Selling goods to different persons or an organization as a whole except the end consumer is known as wholesaling. Wholesalers are one of the links in the channels of distribution who help in passing the goods into the marketplace. As middle agents, wholesalers enable transportation, storage, and sale of products to the intended consumers. The importance of wholesalers for small retailers is much more than the large retail companies as the latter buy the products directly from the producer and sometimes they have their own mediator warehousing operations.
According to E.W. Cundiff and R.R. Still “wholesalers buy and resell merchandise to retailers and other merchants and to industrial, institutional and commercial users, but not sell in significant amounts to ultimate consumers”.
Marketing function of wholesalers are as follows:
- For obtaining goods, wholesalers provide broader geographical access.
- By minimizing the number of producer contacts, wholesalers provide cost-effectiveness.
- By buying the goods in bulk and distributing them in smaller quantities, they help in minimizing the buyer transportation cost.
- To understand the concept of consumerism in the process of production, wholesalers tend to work with producers.
It is very clear that a wholesaler is an imperative link between the producers and the retailers.
Types of wholesalers:
Merchant wholesalers are considered the most common type of wholesalers. They are engaged in FMCG industries (Fast Moving Consumer Goods), Private label industries and agriculture industries. These wholesalers buy the products straight from the producer and then sell it to the end user. They are free to use any channel and are not bound to sell online or to retail only.
In case of any damage or loss in between the course of buying and selling of the product, it is to be borne solely by the merchant wholesaler.
For example, a wholesaler of vegetables buys the stock from the farm directly and then store it in his warehouse. After that, he sells the produce either to the retailers or the consumers. In case of any loss because of spillage or any other damage, it will be borne by him.
In FMCG industries, many companies sell their products through merchant wholesalers. The reason being they have complete control of the region they are operating in. The companies are benefitted as the wholesalers buy the product in bulk from them and also take the charge of all the risks and loss that they might face.
Retail wholesalers also knew as full- service wholesalers are mostly engaged in Consumers durables and engineering products. They give full service to the retailers. These types of wholesalers mainly function in the retail market. The responsibility for everything except service of the product is on the retails wholesalers.
For example, LG wants to increase its area of operation in region 1 but the problem is non- availability of a sales office in that particular region. In such case, it appoints a distributor who can work in that region. The responsibility of the distributor will be picking, delivery, training of staff members and sales associates, marketing and advertising of the products of LG brand. The distributor will work as a full-service wholesaler.

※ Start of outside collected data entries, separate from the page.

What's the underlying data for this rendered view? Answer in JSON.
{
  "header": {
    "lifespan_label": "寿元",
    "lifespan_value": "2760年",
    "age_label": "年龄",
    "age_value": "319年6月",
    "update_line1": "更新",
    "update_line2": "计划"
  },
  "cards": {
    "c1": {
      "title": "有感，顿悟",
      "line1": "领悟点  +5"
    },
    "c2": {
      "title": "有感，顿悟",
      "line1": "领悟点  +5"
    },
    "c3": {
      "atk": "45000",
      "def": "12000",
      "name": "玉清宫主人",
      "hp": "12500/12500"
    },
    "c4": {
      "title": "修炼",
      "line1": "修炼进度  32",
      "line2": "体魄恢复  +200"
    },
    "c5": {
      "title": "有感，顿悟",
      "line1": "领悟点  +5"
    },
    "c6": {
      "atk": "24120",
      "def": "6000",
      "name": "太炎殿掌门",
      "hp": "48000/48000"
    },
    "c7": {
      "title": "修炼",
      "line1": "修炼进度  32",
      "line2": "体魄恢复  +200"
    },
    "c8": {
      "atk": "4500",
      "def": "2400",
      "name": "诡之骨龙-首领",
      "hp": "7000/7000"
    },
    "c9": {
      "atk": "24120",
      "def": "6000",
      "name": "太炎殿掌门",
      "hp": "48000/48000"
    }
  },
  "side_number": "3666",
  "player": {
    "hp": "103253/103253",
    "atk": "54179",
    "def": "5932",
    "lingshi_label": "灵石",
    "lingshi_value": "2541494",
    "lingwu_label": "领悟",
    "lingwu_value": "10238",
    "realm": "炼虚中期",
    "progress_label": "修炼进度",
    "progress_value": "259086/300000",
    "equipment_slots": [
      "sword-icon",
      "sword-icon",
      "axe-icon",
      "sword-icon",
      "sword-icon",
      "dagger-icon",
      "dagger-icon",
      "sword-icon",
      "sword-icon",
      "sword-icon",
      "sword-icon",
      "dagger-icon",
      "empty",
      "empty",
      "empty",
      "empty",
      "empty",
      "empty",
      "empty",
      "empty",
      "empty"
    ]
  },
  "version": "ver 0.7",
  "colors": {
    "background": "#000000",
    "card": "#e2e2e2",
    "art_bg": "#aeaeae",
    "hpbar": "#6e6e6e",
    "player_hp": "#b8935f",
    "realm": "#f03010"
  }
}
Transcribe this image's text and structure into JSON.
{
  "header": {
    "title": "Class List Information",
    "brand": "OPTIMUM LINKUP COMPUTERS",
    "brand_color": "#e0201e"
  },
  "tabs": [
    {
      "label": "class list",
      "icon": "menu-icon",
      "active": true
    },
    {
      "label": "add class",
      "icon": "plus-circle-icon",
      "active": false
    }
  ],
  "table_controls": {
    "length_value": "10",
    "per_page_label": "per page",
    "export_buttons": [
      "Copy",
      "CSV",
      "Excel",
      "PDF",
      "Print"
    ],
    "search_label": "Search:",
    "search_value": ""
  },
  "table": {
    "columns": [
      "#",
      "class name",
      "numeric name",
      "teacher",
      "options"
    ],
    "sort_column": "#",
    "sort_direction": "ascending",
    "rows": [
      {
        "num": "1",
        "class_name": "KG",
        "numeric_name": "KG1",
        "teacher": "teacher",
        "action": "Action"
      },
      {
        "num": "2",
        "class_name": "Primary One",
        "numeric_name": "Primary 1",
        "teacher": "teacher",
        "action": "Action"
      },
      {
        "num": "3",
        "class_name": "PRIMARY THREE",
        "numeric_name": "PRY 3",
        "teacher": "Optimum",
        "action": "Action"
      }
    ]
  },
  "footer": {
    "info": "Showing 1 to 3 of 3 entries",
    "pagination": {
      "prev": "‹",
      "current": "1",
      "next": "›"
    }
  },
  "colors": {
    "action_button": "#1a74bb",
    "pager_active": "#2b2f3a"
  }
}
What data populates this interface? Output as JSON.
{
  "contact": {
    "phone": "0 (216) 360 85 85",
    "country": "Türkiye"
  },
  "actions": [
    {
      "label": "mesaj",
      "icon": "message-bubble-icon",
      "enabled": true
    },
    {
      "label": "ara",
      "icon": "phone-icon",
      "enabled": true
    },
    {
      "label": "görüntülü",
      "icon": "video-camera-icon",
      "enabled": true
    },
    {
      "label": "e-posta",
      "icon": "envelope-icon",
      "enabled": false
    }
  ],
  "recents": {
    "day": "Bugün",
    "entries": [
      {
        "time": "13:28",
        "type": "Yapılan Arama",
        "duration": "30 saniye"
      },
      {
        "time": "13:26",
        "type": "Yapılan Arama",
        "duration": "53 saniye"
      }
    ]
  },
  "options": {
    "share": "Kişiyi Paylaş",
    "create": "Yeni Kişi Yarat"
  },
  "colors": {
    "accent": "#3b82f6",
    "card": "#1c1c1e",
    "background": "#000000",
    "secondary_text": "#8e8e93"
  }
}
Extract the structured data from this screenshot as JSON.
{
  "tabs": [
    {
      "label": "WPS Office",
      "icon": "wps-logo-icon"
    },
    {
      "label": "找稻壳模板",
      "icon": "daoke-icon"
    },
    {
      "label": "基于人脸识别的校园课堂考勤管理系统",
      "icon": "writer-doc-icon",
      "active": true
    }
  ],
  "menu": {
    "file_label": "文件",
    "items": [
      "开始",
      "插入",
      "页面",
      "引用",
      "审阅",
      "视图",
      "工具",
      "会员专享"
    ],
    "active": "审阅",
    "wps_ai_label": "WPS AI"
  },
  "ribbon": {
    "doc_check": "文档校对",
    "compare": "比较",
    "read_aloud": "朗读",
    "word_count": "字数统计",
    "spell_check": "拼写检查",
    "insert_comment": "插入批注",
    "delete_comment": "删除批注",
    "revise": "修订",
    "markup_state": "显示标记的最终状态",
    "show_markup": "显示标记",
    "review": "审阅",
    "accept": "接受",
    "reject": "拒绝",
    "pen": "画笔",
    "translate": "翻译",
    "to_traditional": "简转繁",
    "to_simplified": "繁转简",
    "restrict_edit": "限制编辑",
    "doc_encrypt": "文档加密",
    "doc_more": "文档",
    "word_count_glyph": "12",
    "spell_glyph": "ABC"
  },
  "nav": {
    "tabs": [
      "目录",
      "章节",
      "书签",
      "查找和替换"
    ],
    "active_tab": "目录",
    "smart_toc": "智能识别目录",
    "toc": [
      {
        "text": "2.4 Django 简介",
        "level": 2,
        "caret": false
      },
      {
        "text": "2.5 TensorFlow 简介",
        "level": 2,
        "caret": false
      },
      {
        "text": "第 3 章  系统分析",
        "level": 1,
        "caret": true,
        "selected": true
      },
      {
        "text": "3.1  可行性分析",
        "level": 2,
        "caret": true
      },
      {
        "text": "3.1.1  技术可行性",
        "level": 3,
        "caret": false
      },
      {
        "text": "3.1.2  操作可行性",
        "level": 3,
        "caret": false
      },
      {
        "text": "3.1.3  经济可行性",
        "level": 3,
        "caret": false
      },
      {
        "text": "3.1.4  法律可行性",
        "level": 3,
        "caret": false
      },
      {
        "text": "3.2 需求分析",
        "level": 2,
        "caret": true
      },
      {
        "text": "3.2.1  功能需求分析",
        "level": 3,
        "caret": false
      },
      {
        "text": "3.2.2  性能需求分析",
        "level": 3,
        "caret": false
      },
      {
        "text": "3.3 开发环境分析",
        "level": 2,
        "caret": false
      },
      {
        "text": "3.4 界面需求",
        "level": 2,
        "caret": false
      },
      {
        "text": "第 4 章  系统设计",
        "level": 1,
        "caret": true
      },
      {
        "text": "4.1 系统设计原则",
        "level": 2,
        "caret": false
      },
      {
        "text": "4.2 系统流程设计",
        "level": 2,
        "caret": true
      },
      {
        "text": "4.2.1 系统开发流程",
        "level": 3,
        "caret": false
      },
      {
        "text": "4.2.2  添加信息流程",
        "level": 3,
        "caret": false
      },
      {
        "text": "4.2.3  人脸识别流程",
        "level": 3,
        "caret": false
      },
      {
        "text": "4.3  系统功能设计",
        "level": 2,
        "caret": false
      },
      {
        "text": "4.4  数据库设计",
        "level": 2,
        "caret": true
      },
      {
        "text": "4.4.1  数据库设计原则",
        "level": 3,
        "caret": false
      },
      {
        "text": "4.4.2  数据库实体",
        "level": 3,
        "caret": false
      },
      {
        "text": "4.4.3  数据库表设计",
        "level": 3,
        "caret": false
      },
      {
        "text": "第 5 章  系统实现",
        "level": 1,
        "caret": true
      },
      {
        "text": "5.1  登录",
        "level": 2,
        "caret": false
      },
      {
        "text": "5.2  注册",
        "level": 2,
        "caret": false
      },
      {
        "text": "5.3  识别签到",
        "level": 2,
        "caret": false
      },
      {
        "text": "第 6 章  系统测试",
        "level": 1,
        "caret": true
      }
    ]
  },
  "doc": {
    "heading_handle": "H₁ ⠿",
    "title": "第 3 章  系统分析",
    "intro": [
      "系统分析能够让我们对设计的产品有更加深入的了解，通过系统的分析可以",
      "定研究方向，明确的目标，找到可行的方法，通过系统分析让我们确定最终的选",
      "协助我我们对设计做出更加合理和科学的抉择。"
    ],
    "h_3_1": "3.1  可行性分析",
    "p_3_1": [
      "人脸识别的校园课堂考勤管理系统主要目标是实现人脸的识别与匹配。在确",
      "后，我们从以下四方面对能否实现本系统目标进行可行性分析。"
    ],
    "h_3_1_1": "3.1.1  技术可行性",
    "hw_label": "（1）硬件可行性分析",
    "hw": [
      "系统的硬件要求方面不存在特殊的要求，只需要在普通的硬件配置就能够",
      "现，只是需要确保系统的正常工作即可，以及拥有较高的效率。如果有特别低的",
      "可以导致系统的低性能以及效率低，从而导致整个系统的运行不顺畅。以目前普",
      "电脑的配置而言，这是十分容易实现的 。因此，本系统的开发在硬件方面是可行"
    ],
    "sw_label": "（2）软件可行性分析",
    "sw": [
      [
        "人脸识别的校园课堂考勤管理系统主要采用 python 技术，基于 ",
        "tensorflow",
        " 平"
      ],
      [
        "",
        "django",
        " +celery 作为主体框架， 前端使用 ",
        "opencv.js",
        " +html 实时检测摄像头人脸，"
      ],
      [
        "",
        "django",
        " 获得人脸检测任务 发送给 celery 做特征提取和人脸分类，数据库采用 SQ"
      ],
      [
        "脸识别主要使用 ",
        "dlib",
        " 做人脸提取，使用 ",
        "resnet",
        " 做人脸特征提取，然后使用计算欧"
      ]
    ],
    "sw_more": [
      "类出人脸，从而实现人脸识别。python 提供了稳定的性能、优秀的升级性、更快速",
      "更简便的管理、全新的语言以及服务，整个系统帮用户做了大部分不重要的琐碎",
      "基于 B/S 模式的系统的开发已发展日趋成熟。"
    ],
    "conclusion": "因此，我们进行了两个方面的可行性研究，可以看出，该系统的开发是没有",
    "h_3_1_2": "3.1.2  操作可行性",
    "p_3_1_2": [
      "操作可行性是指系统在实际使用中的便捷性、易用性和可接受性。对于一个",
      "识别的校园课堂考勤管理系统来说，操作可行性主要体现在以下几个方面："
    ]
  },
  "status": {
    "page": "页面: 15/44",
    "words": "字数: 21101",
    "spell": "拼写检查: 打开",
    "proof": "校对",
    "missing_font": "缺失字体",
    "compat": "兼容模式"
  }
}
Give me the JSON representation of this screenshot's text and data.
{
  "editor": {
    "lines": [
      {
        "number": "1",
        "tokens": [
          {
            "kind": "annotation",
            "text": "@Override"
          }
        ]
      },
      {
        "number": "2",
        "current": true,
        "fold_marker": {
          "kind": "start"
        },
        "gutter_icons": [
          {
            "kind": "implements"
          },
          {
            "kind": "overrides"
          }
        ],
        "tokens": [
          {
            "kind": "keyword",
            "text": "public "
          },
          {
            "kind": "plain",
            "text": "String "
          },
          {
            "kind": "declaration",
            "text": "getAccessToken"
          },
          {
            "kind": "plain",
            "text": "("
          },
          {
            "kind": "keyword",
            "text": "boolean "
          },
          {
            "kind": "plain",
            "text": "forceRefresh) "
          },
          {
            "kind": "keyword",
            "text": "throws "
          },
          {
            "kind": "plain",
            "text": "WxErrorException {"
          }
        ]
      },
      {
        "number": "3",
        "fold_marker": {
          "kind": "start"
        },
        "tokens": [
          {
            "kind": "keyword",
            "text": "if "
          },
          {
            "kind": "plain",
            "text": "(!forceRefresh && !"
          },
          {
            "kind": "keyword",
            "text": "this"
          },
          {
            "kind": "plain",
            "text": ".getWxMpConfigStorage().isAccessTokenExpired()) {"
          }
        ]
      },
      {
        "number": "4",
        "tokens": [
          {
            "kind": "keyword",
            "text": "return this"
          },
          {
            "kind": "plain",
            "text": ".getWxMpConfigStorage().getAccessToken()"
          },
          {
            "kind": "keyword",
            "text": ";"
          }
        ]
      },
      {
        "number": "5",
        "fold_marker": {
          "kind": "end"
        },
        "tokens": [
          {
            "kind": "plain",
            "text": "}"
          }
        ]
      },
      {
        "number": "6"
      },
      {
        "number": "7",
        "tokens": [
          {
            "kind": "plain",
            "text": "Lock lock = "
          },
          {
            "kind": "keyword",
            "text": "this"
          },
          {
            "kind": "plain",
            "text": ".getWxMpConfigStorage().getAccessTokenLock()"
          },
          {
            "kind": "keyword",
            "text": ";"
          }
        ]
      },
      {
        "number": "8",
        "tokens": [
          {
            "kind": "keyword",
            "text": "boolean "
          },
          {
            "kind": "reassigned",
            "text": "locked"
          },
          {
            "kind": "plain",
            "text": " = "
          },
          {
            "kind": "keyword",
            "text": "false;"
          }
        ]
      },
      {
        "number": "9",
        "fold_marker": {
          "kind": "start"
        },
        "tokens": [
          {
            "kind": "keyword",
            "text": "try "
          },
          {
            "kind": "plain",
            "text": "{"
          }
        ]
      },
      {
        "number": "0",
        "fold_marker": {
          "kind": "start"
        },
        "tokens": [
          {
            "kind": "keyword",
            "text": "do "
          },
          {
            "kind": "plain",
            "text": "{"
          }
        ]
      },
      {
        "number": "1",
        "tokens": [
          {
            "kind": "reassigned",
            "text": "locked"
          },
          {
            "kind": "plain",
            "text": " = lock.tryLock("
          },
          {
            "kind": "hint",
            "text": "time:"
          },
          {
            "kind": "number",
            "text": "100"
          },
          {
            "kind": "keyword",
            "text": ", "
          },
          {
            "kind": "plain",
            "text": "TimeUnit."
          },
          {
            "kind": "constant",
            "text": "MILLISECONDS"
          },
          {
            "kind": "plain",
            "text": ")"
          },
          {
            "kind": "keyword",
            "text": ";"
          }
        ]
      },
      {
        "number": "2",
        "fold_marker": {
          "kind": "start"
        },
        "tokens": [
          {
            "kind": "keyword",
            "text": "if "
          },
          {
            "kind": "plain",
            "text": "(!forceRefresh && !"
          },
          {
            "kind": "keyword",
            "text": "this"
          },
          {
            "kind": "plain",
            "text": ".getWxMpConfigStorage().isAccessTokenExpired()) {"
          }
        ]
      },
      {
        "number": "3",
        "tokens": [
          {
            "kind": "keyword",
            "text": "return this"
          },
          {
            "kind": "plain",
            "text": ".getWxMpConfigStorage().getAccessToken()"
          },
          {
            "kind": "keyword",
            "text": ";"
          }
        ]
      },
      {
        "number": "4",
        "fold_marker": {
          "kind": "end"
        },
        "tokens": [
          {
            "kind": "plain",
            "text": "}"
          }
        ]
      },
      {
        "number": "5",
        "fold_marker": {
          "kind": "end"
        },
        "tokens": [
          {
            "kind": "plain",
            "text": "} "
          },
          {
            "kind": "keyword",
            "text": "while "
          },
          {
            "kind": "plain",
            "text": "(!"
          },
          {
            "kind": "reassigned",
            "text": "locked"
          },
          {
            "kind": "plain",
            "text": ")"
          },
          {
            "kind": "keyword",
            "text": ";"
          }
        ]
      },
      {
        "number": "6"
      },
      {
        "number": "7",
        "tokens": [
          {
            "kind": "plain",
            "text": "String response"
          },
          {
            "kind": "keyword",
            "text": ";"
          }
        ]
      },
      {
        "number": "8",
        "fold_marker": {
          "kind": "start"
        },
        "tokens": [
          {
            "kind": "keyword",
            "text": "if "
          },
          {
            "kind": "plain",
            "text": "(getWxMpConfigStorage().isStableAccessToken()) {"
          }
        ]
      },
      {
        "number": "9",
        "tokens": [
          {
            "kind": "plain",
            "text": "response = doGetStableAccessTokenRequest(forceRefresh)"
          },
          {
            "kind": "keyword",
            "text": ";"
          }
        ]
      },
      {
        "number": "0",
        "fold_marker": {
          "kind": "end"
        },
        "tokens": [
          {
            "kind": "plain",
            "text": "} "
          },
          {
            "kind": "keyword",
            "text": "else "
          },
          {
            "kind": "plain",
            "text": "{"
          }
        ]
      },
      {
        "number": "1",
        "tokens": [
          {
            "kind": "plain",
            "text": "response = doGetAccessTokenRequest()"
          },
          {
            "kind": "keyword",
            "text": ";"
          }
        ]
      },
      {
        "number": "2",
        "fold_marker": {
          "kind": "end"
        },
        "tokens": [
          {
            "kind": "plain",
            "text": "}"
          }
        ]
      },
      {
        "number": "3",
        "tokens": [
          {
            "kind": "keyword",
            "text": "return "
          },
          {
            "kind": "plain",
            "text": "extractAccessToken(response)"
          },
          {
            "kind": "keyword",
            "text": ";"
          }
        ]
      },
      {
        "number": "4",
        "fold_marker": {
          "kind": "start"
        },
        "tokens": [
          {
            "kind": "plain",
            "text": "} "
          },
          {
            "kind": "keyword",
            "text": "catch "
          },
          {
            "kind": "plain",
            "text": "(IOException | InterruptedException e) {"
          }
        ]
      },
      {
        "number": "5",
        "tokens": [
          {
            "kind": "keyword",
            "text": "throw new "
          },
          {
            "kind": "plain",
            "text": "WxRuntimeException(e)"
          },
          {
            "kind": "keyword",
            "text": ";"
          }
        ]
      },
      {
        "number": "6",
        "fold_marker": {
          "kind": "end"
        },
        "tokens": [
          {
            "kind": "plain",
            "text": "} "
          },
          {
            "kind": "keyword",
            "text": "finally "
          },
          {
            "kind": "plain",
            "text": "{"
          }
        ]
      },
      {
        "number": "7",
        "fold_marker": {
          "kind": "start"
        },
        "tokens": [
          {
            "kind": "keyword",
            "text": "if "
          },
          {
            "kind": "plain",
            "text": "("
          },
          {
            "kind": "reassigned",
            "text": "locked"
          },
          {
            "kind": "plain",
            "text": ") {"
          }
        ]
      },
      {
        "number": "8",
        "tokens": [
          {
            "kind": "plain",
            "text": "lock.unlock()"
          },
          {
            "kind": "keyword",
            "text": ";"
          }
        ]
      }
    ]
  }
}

Though, maintenance and service of the product will not be a part of retail wholesaler’s responsibility.
Limited service wholesalers
The function of limited service wholesalers is to stock the goods of a particular company and then selling it in a limited channel. These wholesalers do not cover all the channels and their turnover is limited.
For example, Company A wants to sell its goods online but the company is well aware that there can be a huge price war if it allows local distributors to sell the products. That’s why the company appoints an online wholesaler. This wholesaler has only limited jobs like to buy the goods, stock them and then to sell it.
Agents and brokers
Agents and brokers are mostly engaged in the real estate sector and in the chemical markets. The broker does not have to suffer any risk on his own. There is a producer on one side of the broker and the buyer on the other side. His only work is to crack the deal and to get a commission.
For example, there is a small lab who has a regular requirement of different lab material and there is a wholesaler in their area who works as a broker for many companies. The lab owner approaches the broker to buy the material. After talking with various manufacturers, the broker struck the deal. He gets the commission of 2% for his work. The work of the broker is to arrange the meetings with the suppliers to earn commissions.
These wholesalers are engaged in wholesale of specialized products.
For example, a wholesaler of used cars who are engaged in selling the used cars to the customers or other dealers. He knows all the ins and outs of selling a second-hand car and renovating the used cars.
Specialized wholesalers are known for the product that they sell.
In the developing economies, as e-commerce tends to rise, the requirement for wholesalers is very less. Though various types of wholesalers are still used in the emerging markets.